The researchers recovered part of the bird’s tail and spine, the pelvis, much of its legs, parts of its arms, and a shoulder blade. To determine its closest relatives, Forster compared it with seven birds and eight dinosaurs, using a computer to calculate the simplest evolutionary pattern that could produce their anatomic similarities. Her analysis showed that the Madagascar bird was nearly as primitive as Archaeopteryx, possibly located on the same side branch of bird evolution.
Forster and her colleagues have named the bird Rahonavis ostromi. Rahona is a Malagasy word, says Forster, with a double meaning: ‘cloud’ and ‘menace.’ We thought it was a good name for a flying killer.
Forster also honored Ostrom with the name because the fossil further supports the bird-dinosaur connection.
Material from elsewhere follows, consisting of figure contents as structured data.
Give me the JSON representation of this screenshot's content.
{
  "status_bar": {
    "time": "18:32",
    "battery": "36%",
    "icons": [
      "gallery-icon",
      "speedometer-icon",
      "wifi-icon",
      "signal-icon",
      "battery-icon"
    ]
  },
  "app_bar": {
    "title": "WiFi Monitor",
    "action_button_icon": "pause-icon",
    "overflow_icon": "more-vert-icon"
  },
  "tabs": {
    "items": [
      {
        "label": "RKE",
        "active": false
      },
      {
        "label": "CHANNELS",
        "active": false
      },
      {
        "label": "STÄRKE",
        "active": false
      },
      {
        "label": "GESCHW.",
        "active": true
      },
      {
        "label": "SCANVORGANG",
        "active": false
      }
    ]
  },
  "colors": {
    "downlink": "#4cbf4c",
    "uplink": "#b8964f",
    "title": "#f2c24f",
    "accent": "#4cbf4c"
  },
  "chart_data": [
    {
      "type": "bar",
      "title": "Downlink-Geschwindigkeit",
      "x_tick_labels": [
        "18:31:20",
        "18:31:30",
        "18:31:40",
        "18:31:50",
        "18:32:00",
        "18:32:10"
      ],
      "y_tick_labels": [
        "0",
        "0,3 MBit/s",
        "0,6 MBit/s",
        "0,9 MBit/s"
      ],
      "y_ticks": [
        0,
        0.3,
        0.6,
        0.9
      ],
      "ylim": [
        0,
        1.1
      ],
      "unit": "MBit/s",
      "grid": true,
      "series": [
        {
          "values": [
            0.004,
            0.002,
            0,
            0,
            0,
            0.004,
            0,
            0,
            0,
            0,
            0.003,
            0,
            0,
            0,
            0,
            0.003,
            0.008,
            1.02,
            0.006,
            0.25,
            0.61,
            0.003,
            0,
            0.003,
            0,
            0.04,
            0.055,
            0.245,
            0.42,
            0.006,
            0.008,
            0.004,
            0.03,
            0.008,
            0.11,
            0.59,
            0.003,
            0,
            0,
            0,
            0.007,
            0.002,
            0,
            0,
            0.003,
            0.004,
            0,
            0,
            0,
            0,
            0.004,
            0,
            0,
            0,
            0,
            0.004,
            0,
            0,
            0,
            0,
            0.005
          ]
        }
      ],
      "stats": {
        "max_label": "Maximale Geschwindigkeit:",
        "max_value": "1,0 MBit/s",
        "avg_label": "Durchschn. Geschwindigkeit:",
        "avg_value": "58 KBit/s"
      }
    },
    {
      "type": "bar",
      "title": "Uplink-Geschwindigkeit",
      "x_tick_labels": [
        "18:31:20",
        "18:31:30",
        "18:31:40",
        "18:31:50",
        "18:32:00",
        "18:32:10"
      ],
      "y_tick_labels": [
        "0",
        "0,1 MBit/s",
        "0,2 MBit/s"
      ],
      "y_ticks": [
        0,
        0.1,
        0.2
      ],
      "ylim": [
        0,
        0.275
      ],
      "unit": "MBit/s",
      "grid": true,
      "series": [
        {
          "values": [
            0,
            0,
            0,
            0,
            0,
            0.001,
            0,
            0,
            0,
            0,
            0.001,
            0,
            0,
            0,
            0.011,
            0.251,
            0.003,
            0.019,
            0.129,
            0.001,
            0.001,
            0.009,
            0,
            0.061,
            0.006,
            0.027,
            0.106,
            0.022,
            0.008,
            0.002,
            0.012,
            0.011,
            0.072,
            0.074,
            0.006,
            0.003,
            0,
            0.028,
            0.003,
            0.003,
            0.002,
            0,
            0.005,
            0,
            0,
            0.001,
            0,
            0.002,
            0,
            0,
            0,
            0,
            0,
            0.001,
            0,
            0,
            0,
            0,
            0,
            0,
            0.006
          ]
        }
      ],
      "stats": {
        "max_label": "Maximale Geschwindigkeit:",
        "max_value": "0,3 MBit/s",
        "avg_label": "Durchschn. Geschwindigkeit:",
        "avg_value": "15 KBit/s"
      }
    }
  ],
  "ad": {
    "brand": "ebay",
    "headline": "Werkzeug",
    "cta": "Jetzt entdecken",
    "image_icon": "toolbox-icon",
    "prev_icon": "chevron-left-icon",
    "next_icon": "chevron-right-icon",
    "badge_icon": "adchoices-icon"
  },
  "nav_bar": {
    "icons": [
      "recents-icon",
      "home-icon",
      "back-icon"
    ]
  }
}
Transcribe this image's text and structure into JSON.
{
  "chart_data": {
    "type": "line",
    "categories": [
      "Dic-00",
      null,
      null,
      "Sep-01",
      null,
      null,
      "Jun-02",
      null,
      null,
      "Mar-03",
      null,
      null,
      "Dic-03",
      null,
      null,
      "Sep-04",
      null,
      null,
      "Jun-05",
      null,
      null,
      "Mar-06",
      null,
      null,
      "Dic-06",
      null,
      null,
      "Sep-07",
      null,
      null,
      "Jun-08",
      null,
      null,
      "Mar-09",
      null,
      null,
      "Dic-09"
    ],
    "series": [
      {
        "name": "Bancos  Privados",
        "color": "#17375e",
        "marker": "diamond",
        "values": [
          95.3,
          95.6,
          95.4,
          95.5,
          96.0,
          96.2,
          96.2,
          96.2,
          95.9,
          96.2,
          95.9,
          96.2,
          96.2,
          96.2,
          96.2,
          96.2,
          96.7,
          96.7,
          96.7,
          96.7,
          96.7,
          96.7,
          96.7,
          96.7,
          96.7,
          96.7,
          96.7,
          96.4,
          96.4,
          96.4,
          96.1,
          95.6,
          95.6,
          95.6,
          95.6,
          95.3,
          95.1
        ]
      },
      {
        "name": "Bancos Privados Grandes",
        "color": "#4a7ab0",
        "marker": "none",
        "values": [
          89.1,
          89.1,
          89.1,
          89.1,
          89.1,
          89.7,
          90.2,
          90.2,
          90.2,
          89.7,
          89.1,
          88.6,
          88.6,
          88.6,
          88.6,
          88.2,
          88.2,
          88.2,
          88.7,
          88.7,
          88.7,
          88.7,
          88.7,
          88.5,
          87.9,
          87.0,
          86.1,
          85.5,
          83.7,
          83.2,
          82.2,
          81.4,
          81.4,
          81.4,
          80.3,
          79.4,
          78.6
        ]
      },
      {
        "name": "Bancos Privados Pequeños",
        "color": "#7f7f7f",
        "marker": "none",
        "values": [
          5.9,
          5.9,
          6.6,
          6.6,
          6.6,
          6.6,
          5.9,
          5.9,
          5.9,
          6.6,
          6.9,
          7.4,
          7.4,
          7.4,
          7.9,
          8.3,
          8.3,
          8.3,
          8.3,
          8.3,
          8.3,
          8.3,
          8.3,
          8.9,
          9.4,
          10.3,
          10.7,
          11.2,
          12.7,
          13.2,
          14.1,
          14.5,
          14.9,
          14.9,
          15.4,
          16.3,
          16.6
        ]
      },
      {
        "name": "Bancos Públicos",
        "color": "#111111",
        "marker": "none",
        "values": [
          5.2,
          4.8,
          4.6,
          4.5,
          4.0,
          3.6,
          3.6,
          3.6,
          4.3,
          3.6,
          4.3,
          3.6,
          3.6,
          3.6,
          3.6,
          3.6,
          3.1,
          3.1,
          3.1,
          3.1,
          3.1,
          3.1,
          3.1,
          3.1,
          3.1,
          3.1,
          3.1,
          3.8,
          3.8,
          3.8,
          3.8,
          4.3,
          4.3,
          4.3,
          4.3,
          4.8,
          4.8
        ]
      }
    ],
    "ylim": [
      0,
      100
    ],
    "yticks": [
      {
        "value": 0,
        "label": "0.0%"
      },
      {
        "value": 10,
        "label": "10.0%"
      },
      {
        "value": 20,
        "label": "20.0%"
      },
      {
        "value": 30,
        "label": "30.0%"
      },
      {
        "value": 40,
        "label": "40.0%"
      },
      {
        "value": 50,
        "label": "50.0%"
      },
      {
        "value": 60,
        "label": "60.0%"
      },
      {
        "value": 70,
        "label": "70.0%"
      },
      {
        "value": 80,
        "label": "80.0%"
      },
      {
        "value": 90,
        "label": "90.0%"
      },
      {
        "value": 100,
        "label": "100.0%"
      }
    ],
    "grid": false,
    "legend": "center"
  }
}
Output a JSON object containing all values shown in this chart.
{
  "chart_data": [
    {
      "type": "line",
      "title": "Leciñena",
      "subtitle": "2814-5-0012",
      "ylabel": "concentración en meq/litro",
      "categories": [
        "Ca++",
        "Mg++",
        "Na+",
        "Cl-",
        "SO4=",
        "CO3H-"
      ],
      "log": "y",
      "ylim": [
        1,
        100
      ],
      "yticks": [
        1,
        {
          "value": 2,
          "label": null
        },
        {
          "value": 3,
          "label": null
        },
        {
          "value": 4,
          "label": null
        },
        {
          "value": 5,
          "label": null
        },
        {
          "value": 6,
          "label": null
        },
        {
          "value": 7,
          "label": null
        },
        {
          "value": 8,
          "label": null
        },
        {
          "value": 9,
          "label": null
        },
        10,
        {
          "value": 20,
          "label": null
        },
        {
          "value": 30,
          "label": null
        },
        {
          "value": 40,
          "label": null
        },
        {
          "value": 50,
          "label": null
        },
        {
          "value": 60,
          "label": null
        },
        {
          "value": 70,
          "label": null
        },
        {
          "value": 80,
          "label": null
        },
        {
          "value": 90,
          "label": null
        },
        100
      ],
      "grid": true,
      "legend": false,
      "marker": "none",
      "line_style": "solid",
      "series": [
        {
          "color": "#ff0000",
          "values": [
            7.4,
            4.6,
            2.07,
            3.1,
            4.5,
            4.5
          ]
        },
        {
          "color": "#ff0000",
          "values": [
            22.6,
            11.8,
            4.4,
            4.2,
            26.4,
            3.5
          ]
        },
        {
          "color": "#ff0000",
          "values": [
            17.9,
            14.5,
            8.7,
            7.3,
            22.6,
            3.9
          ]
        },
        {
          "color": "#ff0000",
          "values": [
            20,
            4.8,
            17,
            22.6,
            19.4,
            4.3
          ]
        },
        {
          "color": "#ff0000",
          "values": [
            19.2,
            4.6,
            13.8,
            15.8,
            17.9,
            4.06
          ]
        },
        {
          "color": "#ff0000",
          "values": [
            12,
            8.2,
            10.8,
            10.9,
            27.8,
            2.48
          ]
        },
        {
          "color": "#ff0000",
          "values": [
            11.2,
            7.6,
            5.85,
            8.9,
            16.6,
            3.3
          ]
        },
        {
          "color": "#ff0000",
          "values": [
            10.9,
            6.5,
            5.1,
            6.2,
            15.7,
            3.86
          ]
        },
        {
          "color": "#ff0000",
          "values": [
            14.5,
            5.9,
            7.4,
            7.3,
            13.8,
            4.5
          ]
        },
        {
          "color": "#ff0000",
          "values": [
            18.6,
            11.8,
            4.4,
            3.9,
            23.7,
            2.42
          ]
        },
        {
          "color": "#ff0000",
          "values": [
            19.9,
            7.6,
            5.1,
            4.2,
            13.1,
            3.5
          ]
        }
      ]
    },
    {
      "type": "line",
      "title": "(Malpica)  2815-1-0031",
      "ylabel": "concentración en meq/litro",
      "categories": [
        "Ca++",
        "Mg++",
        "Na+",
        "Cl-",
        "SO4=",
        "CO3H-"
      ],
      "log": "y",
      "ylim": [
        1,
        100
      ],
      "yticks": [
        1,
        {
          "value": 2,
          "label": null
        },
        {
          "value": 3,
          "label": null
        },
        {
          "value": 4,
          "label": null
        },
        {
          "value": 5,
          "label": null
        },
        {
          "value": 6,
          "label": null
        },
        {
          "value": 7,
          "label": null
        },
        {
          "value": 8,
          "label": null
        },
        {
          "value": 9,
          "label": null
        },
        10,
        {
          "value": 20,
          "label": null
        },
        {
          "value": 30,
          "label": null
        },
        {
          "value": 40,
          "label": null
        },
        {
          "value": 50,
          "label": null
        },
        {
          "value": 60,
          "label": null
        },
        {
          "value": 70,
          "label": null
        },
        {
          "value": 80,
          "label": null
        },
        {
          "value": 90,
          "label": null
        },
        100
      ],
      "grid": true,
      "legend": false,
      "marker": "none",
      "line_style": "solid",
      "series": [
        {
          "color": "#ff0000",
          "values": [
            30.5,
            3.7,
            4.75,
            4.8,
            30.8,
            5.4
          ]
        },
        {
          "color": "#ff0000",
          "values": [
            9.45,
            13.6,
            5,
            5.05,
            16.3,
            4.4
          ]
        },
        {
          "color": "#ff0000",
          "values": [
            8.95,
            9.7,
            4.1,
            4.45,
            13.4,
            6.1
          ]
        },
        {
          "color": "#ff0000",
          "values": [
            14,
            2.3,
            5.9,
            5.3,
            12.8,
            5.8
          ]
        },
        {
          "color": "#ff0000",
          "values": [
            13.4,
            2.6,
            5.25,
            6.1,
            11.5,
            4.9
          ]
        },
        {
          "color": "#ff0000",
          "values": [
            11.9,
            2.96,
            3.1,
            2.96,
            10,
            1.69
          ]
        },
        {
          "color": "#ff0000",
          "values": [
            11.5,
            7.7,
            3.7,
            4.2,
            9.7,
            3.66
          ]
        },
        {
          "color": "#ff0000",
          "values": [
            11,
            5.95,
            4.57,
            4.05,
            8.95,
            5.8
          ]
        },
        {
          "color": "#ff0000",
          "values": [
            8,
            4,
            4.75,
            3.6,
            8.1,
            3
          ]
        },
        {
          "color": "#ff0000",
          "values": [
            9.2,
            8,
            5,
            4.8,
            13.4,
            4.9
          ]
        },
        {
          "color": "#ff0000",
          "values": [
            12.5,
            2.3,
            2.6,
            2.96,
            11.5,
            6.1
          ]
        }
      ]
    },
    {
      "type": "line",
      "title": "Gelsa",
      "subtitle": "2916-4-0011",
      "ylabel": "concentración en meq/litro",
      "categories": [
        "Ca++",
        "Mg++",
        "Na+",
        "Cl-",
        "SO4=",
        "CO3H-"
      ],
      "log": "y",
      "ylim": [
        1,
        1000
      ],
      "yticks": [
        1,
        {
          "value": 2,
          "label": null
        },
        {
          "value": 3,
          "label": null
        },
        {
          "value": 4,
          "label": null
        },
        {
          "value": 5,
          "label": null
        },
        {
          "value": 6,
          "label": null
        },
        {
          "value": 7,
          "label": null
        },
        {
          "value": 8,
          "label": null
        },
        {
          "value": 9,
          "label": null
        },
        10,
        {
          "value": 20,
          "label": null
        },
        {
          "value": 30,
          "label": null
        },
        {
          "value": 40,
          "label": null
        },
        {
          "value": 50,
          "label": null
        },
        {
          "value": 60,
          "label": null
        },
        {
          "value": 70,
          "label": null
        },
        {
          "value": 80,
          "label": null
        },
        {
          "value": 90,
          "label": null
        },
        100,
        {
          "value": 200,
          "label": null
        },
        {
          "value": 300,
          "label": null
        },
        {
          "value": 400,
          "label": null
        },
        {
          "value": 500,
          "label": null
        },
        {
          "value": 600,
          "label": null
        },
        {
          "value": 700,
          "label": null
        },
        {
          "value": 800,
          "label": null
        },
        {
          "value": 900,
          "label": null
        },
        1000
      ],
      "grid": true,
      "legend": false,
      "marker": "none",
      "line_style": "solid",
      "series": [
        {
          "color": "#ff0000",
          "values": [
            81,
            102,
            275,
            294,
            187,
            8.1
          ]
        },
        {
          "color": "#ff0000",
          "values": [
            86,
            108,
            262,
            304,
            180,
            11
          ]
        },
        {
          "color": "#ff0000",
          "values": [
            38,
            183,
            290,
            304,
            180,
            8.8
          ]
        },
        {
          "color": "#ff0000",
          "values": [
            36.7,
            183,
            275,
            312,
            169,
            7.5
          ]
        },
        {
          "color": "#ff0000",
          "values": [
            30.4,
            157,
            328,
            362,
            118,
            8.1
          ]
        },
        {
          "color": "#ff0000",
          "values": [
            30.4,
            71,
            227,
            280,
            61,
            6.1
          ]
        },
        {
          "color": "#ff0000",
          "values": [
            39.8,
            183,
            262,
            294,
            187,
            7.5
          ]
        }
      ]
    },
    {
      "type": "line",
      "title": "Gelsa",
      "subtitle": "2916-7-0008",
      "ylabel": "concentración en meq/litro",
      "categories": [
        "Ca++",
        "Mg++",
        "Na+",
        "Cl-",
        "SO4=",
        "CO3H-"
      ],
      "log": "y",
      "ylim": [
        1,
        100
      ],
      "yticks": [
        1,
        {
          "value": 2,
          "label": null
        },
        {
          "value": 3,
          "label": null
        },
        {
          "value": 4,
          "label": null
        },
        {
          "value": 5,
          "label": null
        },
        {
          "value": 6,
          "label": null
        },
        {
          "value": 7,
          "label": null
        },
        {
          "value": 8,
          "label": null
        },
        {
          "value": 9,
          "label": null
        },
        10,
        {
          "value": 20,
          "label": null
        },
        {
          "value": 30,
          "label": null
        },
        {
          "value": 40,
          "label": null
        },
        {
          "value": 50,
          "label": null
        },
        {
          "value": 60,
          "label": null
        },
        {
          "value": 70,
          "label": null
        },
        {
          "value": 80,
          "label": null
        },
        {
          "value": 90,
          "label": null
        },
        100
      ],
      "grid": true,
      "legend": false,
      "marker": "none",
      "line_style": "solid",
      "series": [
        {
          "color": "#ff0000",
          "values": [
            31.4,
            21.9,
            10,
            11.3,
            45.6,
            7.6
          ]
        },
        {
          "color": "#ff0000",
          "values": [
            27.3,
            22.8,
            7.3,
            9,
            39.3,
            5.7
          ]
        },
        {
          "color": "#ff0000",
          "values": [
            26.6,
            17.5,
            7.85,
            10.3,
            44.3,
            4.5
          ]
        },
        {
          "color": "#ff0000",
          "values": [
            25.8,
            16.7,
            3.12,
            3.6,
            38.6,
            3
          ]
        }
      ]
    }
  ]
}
Although most paleontologists subscribe to Ostrom’s ideas today, there are critics. Some argue that dinosaurs lost their fourth and fifth fingers while birds are missing their first and fifth. Still others have looked at dinosaur fossils found recently in China and have argued that they had crocodile-like lungs radically unlike those of birds.
Yet to Forster and others, the many primitive bird and birdlike dinosaur fossils found recently in Spain, China, and Argentina bolster Ostrom’s theory. Rahonavis, says Forster, is a particularly strong link in the chain. It’s a primitive bird, it looks almost exactly like Archaeopteryx, and it has a dromaeosaur foot, which is a pretty clear link to its dinosaur origins.